What is 'Staff Voices'?
Staff Voices is an engagement strategy involving current and former staff at the Shrewsbury and Telford Hospital NHS Trust.
It was conducted from 12 May 2021 to 30 June 2021, with follow-up conversations taking place until January 2022.
The purpose of it was to help the review to understand the potential cause of any systematic problems - including the culture within the Trust and specifically maternity services and whether it has changed over time.
Senior midwife Donna Ockenden said that only 109 staff came forward to participate in the review, with 11 either later withdrawing or not responding to requests, meaning overall the staff voices of 98 current or former staff were used in the report - which she called 'disappointing'.
What will happen with the results now?
The feedback given in the Staff Voices survey has provided evidence and accounts to help form one of the local actions for learning - 'hearing the voices of staff'.
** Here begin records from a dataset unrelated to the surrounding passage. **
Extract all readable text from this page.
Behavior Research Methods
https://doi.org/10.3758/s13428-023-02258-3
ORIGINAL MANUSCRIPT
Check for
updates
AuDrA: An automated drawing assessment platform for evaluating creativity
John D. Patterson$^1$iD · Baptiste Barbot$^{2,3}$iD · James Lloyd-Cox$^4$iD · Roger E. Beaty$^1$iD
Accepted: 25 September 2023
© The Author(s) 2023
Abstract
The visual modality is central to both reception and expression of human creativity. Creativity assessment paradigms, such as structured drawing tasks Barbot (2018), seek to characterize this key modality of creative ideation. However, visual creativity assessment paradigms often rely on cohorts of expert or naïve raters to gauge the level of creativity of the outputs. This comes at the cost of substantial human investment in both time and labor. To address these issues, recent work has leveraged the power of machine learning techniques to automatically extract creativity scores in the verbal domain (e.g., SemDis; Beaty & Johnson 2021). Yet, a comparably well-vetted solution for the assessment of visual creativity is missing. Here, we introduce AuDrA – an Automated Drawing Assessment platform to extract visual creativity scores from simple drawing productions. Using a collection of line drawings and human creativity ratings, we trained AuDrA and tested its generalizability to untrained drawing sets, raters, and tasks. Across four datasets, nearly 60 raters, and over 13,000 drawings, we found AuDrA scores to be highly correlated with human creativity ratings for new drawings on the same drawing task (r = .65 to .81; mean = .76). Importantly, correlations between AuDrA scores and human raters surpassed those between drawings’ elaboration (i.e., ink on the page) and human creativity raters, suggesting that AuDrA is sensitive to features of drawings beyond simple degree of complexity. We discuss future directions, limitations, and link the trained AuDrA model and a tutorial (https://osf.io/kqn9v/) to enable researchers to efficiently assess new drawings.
The Ockenden report concluded that the Trust must address the culture concerns highlighted by staff, regarding poor staff behaviour and bullying, which remain apparent within the maternity service.
Louise Barnett, Chief Executive at The Shrewsbury and Telford Hospital NHS Trust said: “Today’s report is deeply distressing, and we offer our wholehearted apologies for the pain and distress caused by our failings as a Trust. “We have a duty to ensure that the care we provide is safe, effective, high quality, and delivered always with the needs and choices of women and families at its heart. “Thanks to the hard work and commitment of my colleagues, we have delivered all of the actions we were asked to lead on following the first Ockenden Report, and we owe it to those families we failed and those we care for today and in the future to continue to make improvements, so we are delivering the best possible care for the communities that we serve.”